Customers are not the only ones who suffer, tech companies feel the pain internally when they live in a content jungle. Your company may suffer from one or more of these painful symptoms:

  1. Inefficiency and duplication of effort. While employees and teams have the best intentions, without good coordination and communication, they fall into the bad habit of duplicating efforts and creating similar content in different formats. Take the real-life example of a company Donna works with that had three completely different Getting Started content sets on three different platforms, developed by three different teams. The company had great intentions: everyone wanted to help new customers get off to a great start. However, the end result was internal inefficiency and confusion for customers given the different Getting Started content used different terminology. Who has the time to duplicate what other teams are building?

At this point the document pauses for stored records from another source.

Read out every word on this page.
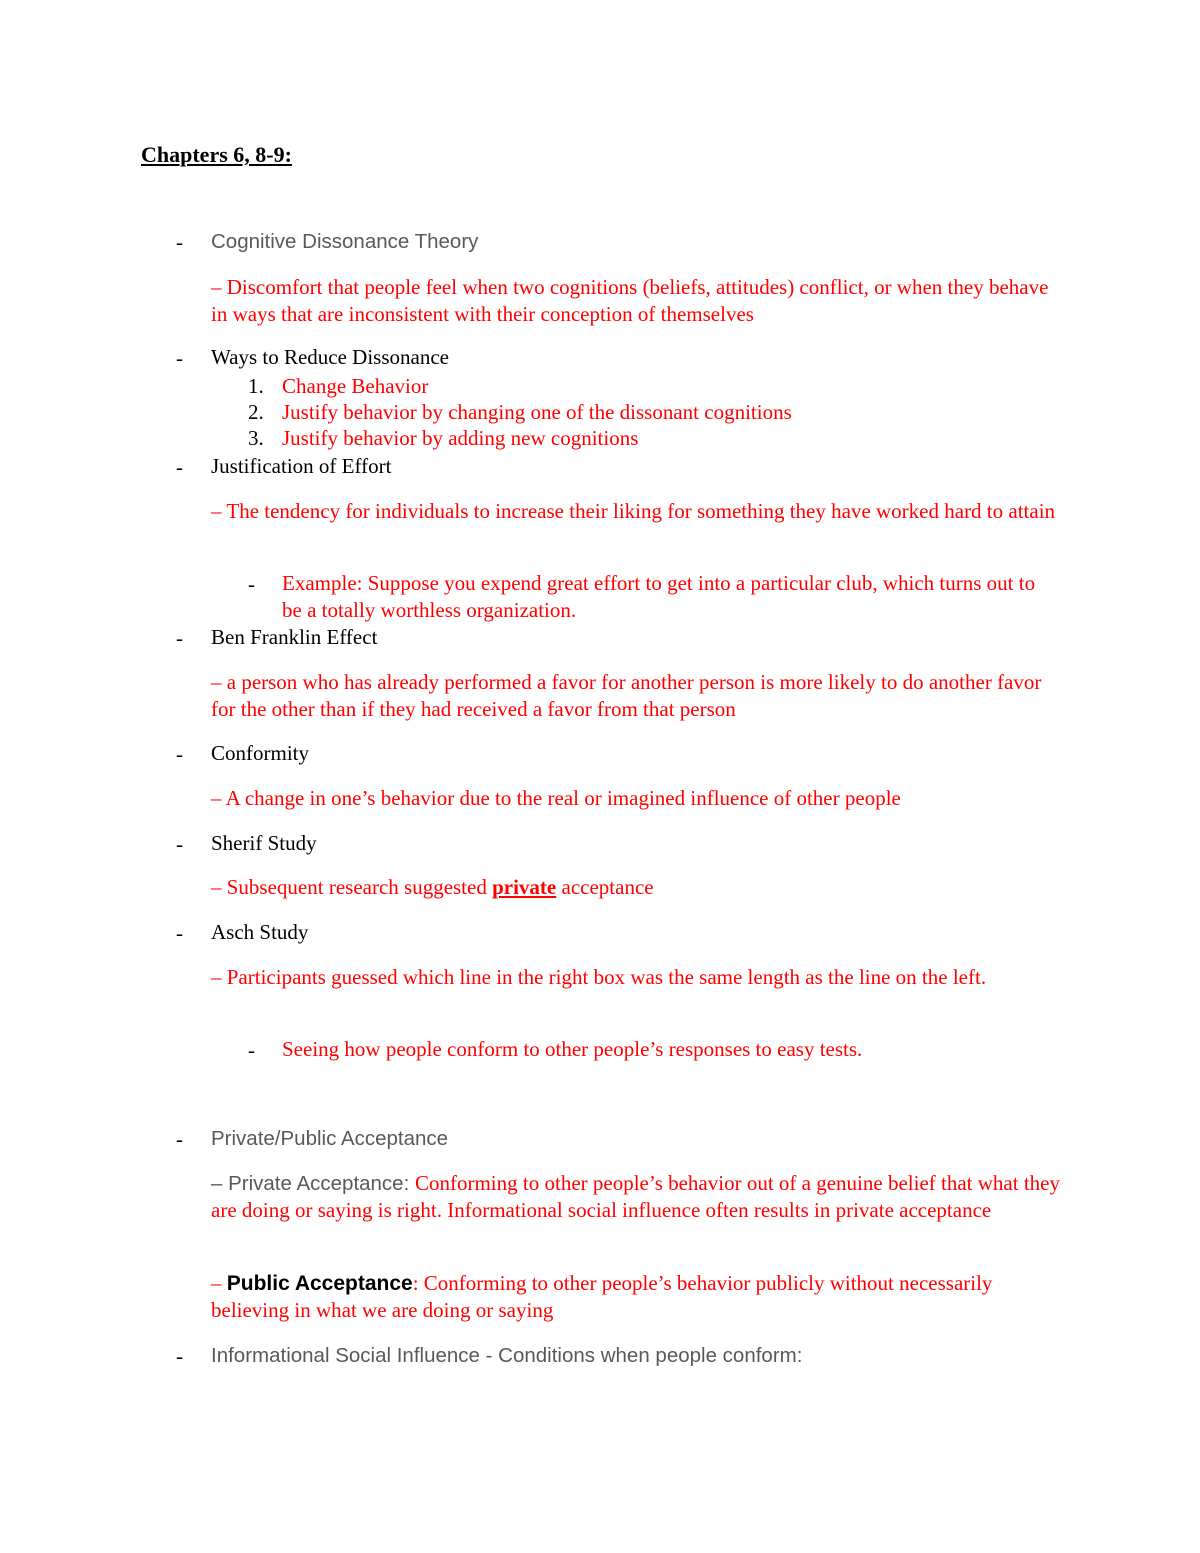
Chapters 6, 8-9:
- Cognitive Dissonance Theory
– Discomfort that people feel when two cognitions (beliefs, attitudes) conflict, or when they behave in ways that are inconsistent with their conception of themselves
- Ways to Reduce Dissonance
1. Change Behavior
2. Justify behavior by changing one of the dissonant cognitions
3. Justify behavior by adding new cognitions
- Justification of Effort
– The tendency for individuals to increase their liking for something they have worked hard to attain
- Example: Suppose you expend great effort to get into a particular club, which turns out to be a totally worthless organization.
- Ben Franklin Effect
– a person who has already performed a favor for another person is more likely to do another favor for the other than if they had received a favor from that person
- Conformity
– A change in one’s behavior due to the real or imagined influence of other people
- Sherif Study
– Subsequent research suggested private acceptance
- Asch Study
– Participants guessed which line in the right box was the same length as the line on the left.
- Seeing how people conform to other people’s responses to easy tests.
- Private/Public Acceptance
– Private Acceptance: Conforming to other people’s behavior out of a genuine belief that what they are doing or saying is right. Informational social influence often results in private acceptance
– Public Acceptance: Conforming to other people’s behavior publicly without necessarily believing in what we are doing or saying
- Informational Social Influence - Conditions when people conform:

  2. Wasted investment in overlapping tools. It’s natural in the early days when a company is growing fast to secure the tools people need in the moment to get the job done. However, over time this can lead to a tangled jungle of overlapping systems, and a higher than necessary IT bill. Lauren and Donna both see companies with multiple LMS systems, multiple video creation and editing platforms, numerous survey and feedback tools, and dozens of content creation tools. And not because the needs of the internal teams are vastly different, but because they didn’t coordinate their tool selection efforts. As a result, companies pay for more systems than they need to. In addition, they lose the opportunity to easily track the customer digital journey and the impact of the content on their product usage and renewal likelihood.

  3. Maintenance burden. Maintaining overlapping tools and content creates a maintenance burden on teams that are already stretched. A tangled jungle of overlapping systems often needs custom integrations and/or complex extract-transform-load processes in order to stitch customer data together across disparate systems, and to make sense of who is consuming what content. New product releases add a ripple effect on existing content, requiring updates to keep the content current. When that content is owned by authors across the company, who may or may not have a well-oiled content maintenance process or the time to do the updates, contently quickly becomes stale and out of date. When Donna talked to a customer of a company she works with, they shared, “Support is fabulous, and I use them a lot, not just to deal with what’s broken and needs fixing, but as my main learning tool.” They declared that while they prefer to be self-serving, the online content they found is usually out of date, so they go straight to the help desk. While this might be helpful for this customer, what are the costs for the company?


Does this sound familiar? Don’t despair! You’re not alone. In the “everyone is an author” era, where well-intentioned people and teams are doing whatever it takes to help customers succeed, this is the norm rather than the exception. The good news is that by following the logical steps we outline in Part 2 and Part 3, you can start to tame your content jungle. And the sooner you start, the better off you and your customers will be.